Reverse-Transcriptase PCR (RT-PCR)
Reverse transcriptase was discovered in 1970 by Howard Temin (University of Wisconsin–Madison, WI, USA) and David Baltimore (Salk Institute in La Jolla, CA, USA) [6]; because it is an RNA-dependent DNA polymerase enzyme, it was a natural alternative to the standard DNA polymerase used in the traditional PCR method and was therefore easily streamlined into PCR development. RT-PCR is an alternative PCR method that allows researchers to detect RNA in a sample, sequence the target RNA in a sample or conduct molecular cloning. It uses reverse transcriptase as a pre-treatment to transcribe RNA into cDNA, which can then be amplified via PCR for analysis. When combined with qPCR, RT-PCR can monitor the quantity of RNA in each cycle of amplification in real time. RT-PCR and qPCR methods are commonly combined to analyze viral RNA [7].
Hot-start PCR
With basic PCR and qPCR, researchers noticed that at lower temperatures, the primers added to the sample sometimes annealed to each other, creating a primer dimer that could then be replicated by DNA polymerase. This error interferes with the amplification of the target sequence. To combat the formation of primer dimers, premature DNA polymerase activation and nonspecific amplification, a method called hot-start PCR was developed in the late 1980s [8].
Hot-start PCR limits the reagents available to the sample at room temperature via molecular or chemical means until heating takes place, meaning that DNA polymerase is only functional after heating has removed the chemical or molecular block [2].
Multiplex PCR
In 1988, we were introduced to the concept of multiplexing [9], the capability to detect and amplify multiple DNA or RNA targets within the same sample using different primers for each target [10]. This technique requires the use of two or more distinct fluorophore probes that allow for simultaneous detection of the target sequences [10]. Multiplex PCR broadens the abilities of diagnostic tests as well as reduces cost.
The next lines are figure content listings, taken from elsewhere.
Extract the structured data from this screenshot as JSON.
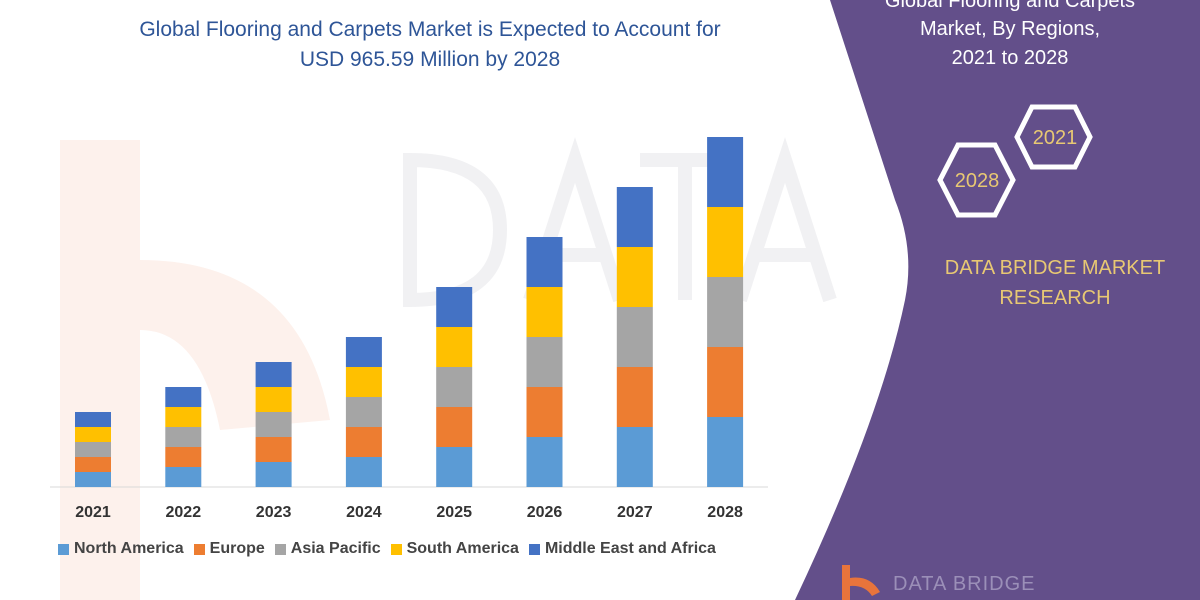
{
  "header": {
    "line1": "Global Flooring and Carpets Market is Expected to Account for",
    "line2": "USD 965.59 Million by 2028"
  },
  "panel": {
    "title_lines": [
      "Global Flooring and Carpets",
      "Market, By Regions,",
      "2021 to 2028"
    ],
    "hex_a": "2021",
    "hex_b": "2028",
    "brand_line1": "DATA BRIDGE MARKET",
    "brand_line2": "RESEARCH",
    "color": "#634f8a",
    "accent": "#e8c873"
  },
  "logo": {
    "text": "DATA BRIDGE"
  },
  "chart_data": {
    "type": "bar",
    "stacked": true,
    "title": "",
    "xlabel": "",
    "ylabel": "",
    "categories": [
      "2021",
      "2022",
      "2023",
      "2024",
      "2025",
      "2026",
      "2027",
      "2028"
    ],
    "ylim": [
      0,
      352
    ],
    "grid": false,
    "legend_position": "bottom",
    "series": [
      {
        "name": "North America",
        "color": "#5b9bd5",
        "values": [
          15,
          20,
          25,
          30,
          40,
          50,
          60,
          70
        ]
      },
      {
        "name": "Europe",
        "color": "#ed7d31",
        "values": [
          15,
          20,
          25,
          30,
          40,
          50,
          60,
          70
        ]
      },
      {
        "name": "Asia Pacific",
        "color": "#a5a5a5",
        "values": [
          15,
          20,
          25,
          30,
          40,
          50,
          60,
          70
        ]
      },
      {
        "name": "South America",
        "color": "#ffc000",
        "values": [
          15,
          20,
          25,
          30,
          40,
          50,
          60,
          70
        ]
      },
      {
        "name": "Middle East and Africa",
        "color": "#4472c4",
        "values": [
          15,
          20,
          25,
          30,
          40,
          50,
          60,
          70
        ]
      }
    ]
  }
}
When first developed, multiplex PCR lacked the specificity and sensitivity necessary for accurate diagnosis. However, multiplexing has been improved since a comprehensive guide to primer selection and hot-start PCR were integrated into the technique [11].
Digital PCR (dPCR)
Although the concept of dPCR was first described in BioTechniques by Sykes (then Flinders Medical Center, South Australia) and colleagues in 1992 [12], the term ‘digital PCR’ was coined in 1999 [13]. dPCR has taken traditional PCR and qPCR to the next level, partitioning a sample into nanoliter-sized compartments to improve sensitivity and quantification accuracy. The random distribution of the sample means that the amount of target DNA or RNA in each compartment will vary. Following PCR in each compartment, the absorbance is measured to determine how much of a certain target DNA or RNA is in each compartment.
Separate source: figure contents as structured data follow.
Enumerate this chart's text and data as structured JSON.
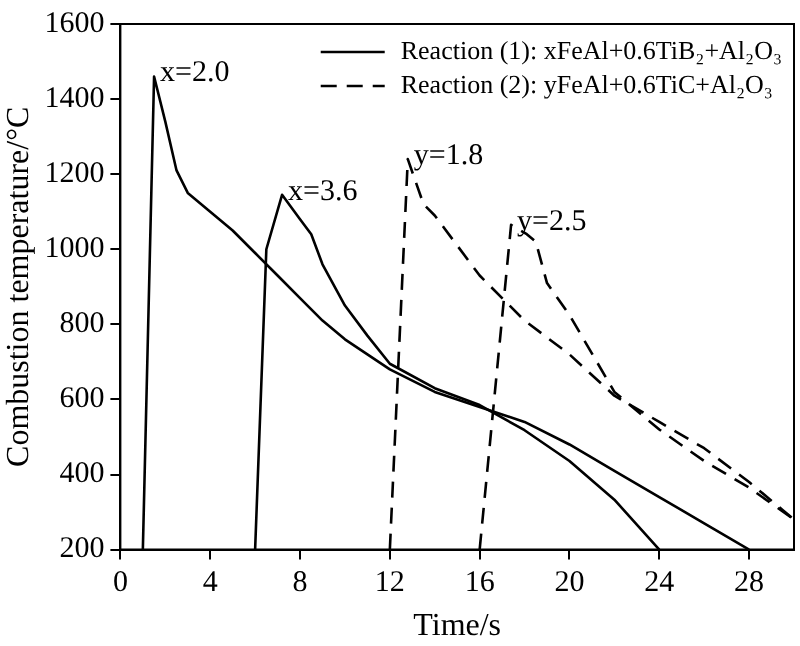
{
  "chart_data": {
    "type": "line",
    "xlabel": "Time/s",
    "ylabel": "Combustion temperature/°C",
    "xlim": [
      0,
      30
    ],
    "xticks": [
      0,
      4,
      8,
      12,
      16,
      20,
      24,
      28
    ],
    "ylim": [
      200,
      1600
    ],
    "yticks": [
      200,
      400,
      600,
      800,
      1000,
      1200,
      1400,
      1600
    ],
    "grid": false,
    "legend": "top right",
    "marker": "none",
    "series": [
      {
        "name": "Reaction (1): xFeAl+0.6TiB₂+Al₂O₃",
        "color": "#000000",
        "line_style": "solid",
        "x": [
          1.0,
          1.5,
          2,
          2.5,
          3,
          4,
          5,
          6,
          7,
          8,
          9,
          10,
          11,
          12,
          14,
          16,
          18,
          20,
          22,
          24,
          26,
          28
        ],
        "values": [
          200,
          1460,
          1340,
          1210,
          1150,
          1100,
          1050,
          990,
          930,
          870,
          810,
          760,
          720,
          680,
          620,
          580,
          540,
          480,
          410,
          340,
          270,
          200
        ]
      },
      {
        "color": "#000000",
        "line_style": "solid",
        "x": [
          6.0,
          6.5,
          7.2,
          8,
          8.5,
          9,
          10,
          11,
          12,
          14,
          16,
          18,
          20,
          22,
          24
        ],
        "values": [
          200,
          1000,
          1145,
          1080,
          1040,
          960,
          850,
          770,
          695,
          630,
          585,
          518,
          436,
          333,
          200
        ]
      },
      {
        "name": "Reaction (2): yFeAl+0.6TiC+Al₂O₃",
        "color": "#000000",
        "line_style": "dashed",
        "x": [
          12,
          12.8,
          13.5,
          14,
          16,
          18,
          20,
          22,
          24,
          26,
          28,
          30
        ],
        "values": [
          200,
          1240,
          1120,
          1090,
          930,
          810,
          720,
          610,
          540,
          470,
          380,
          280
        ]
      },
      {
        "color": "#000000",
        "line_style": "dashed",
        "x": [
          16,
          17.4,
          18.1,
          18.5,
          19,
          20,
          22,
          24,
          26,
          28,
          30
        ],
        "values": [
          200,
          1065,
          1040,
          1020,
          910,
          825,
          620,
          520,
          436,
          365,
          280
        ]
      }
    ],
    "annotations": [
      {
        "text": "x=2.0",
        "x": 1.5,
        "y": 1460
      },
      {
        "text": "x=3.6",
        "x": 7.2,
        "y": 1145
      },
      {
        "text": "y=1.8",
        "x": 12.8,
        "y": 1240
      },
      {
        "text": "y=2.5",
        "x": 17.4,
        "y": 1065
      }
    ]
  }
}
Scientists use Poisson statistics and the number of positive (compartments that contain one or more copies of the target DNA/RNA) reactions to determine the density and quantity of the target in the initial sample. Unlike qPCR, dPCR can do absolute quantification due to the segmentation of the sample, the assignment of positive and negative wells and the use of Poisson statistics to correct the target count in each positive well [5].
The future of PCR
PCR has established itself as an important technique with numerous applications in medicine, forensics and research. The last 40 years have demonstrated just how much the original PCR method can be modified in order to amplify and/or quantify the target genetic materials necessary for pathogen detection, hereditary disease diagnosis and biopharmaceutical production, for example. We can expect to see further modifications to the method, with digitalization and accessibility helping to further streamline analyses while maintaining and improving the sensitivity and specificity necessary for PCR’s wide range of applications.